Kittychatcat · 06/08/2017 12:04

Op, has he ever apologised for eating your stuff or replaced anything? If not, I suggest that you move out because this isn't going to get any better.

This man doesn't respect you and he isn't bothered about upsetting you. He isn't prepared to stop eating your protein bars even when you've asked him not to. Don't waste any more time in this relationship with this selfish, greedy glutton.

honeylulu · 06/08/2017 12:07

I agree it is not the OP's chosen diet that is the issue. It's the selfishness and thoughtlessness of the partner.

Me and H work full time, commute and have two kids. We split the cooking so we each do a weekly shop for what we have planned to cook. There is very little flex in the week to rush off doing last minute top up shops for missing ingredients. It's a humongous PITA if it happens.

The DP sounds just like my dad. He would forage for snacks despite mum offering to pick up anything he wanted. He would proclaim that he didn't approve of eating in between meals but randomly eat colossal amounts of stuff that she had earmarked for meals etc but not tell her so she would go to make packed lunches one morning and find all the sandwich fillings gone, or one penguin biscuit left in the packet. The most bizarre thing was that he would guzzle the individual boxed drinks despite there being large cartons of the same juice in the fridge. If mum complained or asked him not to do it he'd say "well I was hungry" or "it's my money that pays for everything" our "you should be more organised about what needs replacing".
She took to installing a second fridge in the garage for stuff she didn't want him to raid.

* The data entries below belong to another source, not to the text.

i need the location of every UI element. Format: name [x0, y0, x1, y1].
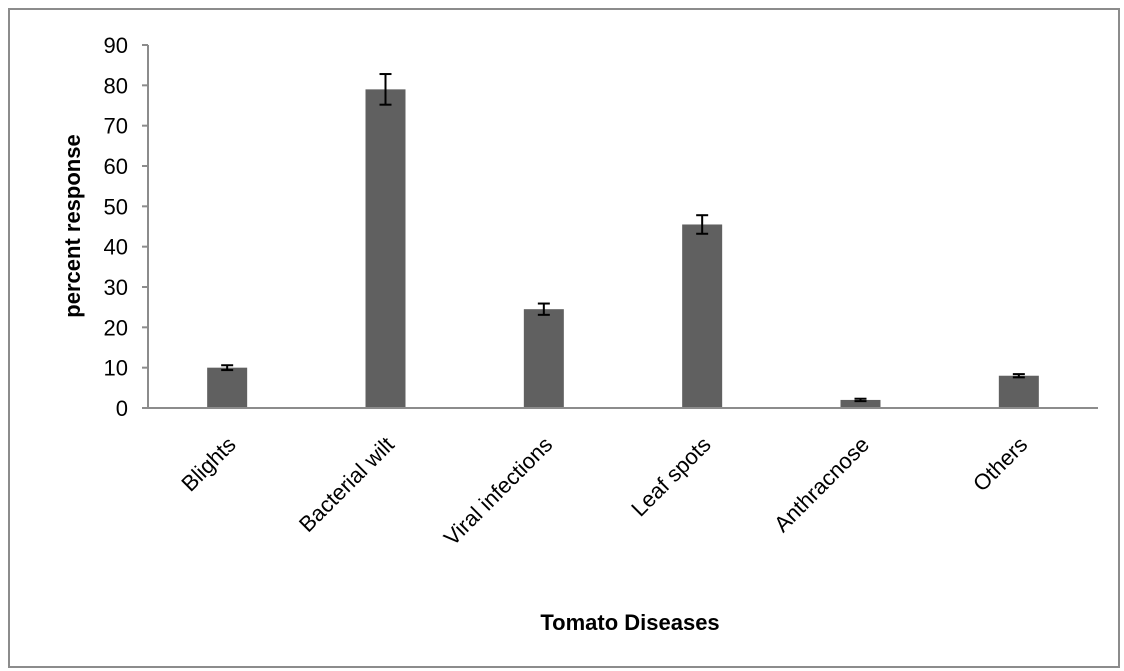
- error-bar: [221, 364, 234, 372]
- x-category-label: Bacterial wilt: [294, 432, 399, 537]
- bar-bacterial-wilt: [365, 89, 406, 408]
- x-category-label: Others: [968, 432, 1032, 496]
- x-axis-title: Tomato Diseases: [540, 610, 719, 635]
- y-tick-label: 90: [104, 33, 128, 58]
- y-axis-ticks: 0 10 20 30 40 50 60 70 80 90: [104, 33, 148, 421]
- x-axis-category-labels: Blights Bacterial wilt Viral infections Lea…: [176, 432, 1032, 551]
- error-bar: [379, 73, 392, 106]
- bar-viral-infections: [523, 309, 564, 408]
- x-category-label: Leaf spots: [626, 432, 715, 521]
- y-tick-label: 70: [104, 114, 128, 139]
- chart-frame: [8, 8, 1120, 668]
- y-tick-label: 0: [116, 396, 128, 421]
- y-tick-label: 10: [104, 356, 128, 381]
- bar-leaf-spots: [682, 224, 723, 408]
- bar-anthracnose: [840, 399, 881, 408]
- bar-blights: [207, 367, 248, 408]
- x-category-label: Viral infections: [439, 432, 558, 551]
- y-axis-title: percent response: [60, 134, 85, 317]
- y-tick-label: 50: [104, 194, 128, 219]
- bars: [207, 89, 1039, 408]
- y-tick-label: 40: [104, 235, 128, 260]
- x-category-label: Blights: [176, 432, 240, 496]
- error-bar: [537, 302, 550, 316]
- bar-others: [998, 375, 1039, 408]
- error-bar: [854, 397, 867, 403]
- error-bar: [696, 214, 709, 235]
- y-tick-label: 80: [104, 73, 128, 98]
- y-tick-label: 20: [104, 315, 128, 340]
- y-tick-label: 30: [104, 275, 128, 300]
- y-tick-label: 60: [104, 154, 128, 179]
- error-bars: [221, 73, 1025, 403]
- error-bar: [1012, 373, 1025, 379]
- x-category-label: Anthracnose: [769, 432, 874, 537]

Ridiculous! That worked well until he found it ...

Addley · 06/08/2017 12:09

Gotta say, I'd be kind of hoping he did this with my no-added-sugar milk chocolate, that I eat a square at a time. There are three reasons I eat it a square at a time.

  1. I want to make it last.
  2. It does still have some sugar content so I don't want to fuck up my blood glucose by overdoing it.
  3. If you eat it all at once you get a runny shit explosion 😈
Aozora13 · 06/08/2017 12:18

I can relate to this... to a degree. When DH and I first moved in together it took us a little while to get into our food groove, particularly as he doesn't have a great relationship with food - he has no idea about nutrition, portion size etc, uses food as a comfort (which I totally do too) and is incapable of opening a pack of biscuits and just eating one or two - and has been overweight/obese since he was a child. I found it hard not get pissed off when he would scarf all the leftovers as a snack or finish off a bar of chocolate we were sharing after I went to bed. But it never made me consider leaving him, it was just something that we had to work through. Which makes me wonder OP what's really going on here - is this a symptom of something bigger e.g. your DP being a selfish arse who doesn't respect you, you getting frustrated that your life cohabiting isn't living up to expectations etc?

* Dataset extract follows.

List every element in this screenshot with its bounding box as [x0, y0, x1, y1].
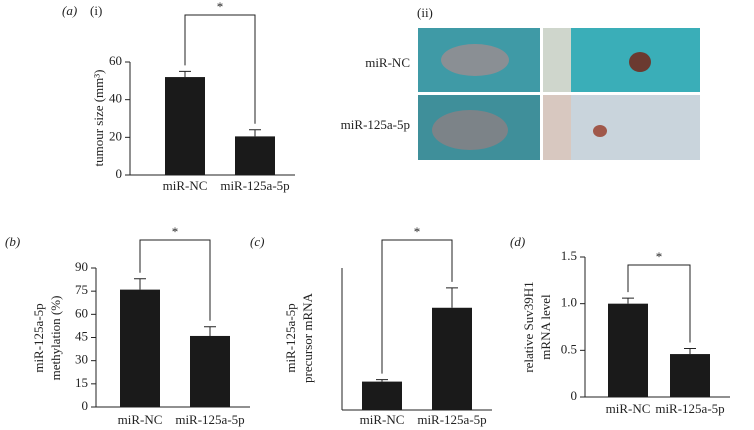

RelaxMax · 06/08/2017 12:22

Missing the point but...

What brand of protein bar are you getting that taste like snickers?

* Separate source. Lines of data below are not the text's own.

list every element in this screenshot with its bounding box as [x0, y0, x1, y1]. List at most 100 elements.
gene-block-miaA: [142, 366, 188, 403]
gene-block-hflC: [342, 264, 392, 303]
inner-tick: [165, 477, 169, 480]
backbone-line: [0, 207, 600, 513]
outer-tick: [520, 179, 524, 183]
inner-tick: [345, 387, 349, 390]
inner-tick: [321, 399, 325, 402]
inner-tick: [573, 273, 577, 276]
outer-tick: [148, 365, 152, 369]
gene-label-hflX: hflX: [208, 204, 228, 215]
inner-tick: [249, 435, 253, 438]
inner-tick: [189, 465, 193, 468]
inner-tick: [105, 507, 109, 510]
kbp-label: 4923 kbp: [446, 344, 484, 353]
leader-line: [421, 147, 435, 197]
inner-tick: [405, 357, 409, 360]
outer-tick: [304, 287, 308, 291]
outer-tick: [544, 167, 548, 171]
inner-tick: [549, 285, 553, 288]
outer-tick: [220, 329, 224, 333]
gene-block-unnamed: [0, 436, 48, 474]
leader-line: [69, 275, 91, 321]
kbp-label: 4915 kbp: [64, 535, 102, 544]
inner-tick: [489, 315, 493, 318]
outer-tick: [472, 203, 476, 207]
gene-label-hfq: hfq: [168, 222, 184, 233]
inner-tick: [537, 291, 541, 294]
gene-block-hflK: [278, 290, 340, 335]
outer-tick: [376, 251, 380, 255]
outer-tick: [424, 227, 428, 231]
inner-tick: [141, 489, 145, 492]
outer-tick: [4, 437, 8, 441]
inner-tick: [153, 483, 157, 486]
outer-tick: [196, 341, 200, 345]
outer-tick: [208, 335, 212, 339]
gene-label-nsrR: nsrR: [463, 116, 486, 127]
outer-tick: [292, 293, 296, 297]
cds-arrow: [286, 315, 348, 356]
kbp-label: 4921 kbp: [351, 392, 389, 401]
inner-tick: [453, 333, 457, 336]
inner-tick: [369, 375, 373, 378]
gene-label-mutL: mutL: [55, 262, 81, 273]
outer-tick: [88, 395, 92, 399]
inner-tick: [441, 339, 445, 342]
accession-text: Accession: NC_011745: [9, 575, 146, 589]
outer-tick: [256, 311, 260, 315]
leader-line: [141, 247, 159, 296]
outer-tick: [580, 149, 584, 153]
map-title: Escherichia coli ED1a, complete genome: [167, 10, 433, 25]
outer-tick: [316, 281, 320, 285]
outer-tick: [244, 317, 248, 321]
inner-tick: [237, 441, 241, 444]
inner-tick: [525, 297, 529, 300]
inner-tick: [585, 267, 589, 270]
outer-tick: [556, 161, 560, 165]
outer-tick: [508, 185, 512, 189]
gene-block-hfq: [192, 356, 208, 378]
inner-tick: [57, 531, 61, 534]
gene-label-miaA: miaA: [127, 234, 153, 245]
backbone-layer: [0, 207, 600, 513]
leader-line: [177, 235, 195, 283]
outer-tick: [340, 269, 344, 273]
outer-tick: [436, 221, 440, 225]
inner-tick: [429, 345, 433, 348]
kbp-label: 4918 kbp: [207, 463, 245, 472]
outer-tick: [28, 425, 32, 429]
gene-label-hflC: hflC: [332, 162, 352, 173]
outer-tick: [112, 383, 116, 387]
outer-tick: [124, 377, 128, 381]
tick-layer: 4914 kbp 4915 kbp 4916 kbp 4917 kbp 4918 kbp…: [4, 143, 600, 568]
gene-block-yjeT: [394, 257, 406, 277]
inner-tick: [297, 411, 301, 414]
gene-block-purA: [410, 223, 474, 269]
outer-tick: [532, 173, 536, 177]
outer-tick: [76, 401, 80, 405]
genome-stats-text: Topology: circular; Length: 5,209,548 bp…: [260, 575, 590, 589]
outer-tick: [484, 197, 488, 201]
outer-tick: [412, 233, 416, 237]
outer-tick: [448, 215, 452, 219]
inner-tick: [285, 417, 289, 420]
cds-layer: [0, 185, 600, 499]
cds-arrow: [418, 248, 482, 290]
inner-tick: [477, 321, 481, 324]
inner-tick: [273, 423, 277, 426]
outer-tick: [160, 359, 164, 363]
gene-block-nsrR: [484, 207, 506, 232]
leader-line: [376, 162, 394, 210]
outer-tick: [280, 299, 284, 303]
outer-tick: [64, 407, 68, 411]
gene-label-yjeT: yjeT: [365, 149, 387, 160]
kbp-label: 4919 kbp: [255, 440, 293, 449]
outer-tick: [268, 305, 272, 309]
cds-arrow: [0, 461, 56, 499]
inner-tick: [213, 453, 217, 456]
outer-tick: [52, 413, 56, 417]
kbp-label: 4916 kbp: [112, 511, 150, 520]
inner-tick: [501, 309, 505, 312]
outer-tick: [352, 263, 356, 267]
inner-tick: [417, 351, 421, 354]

The ones I've tried were all horrible.

SheRaaarghPrincessOfPower · 06/08/2017 12:30

OP - you could buy him some of these to snack on www.amazon.co.uk/dp/B004703WBI/ref=cm_sw_r_cp_apa_MXVHzbD012BE5?tag=mumsnetforum-21

Grin
Shannith · 06/08/2017 12:32

This reply has been deleted

Message deleted by MNHQ. Here's a link to our Talk Guidelines.

SheRaaarghPrincessOfPower · 06/08/2017 12:33

Rude

RelaxMax · 06/08/2017 12:34

@Shannith - personal attacks are not allowed on MN, I've reported your post.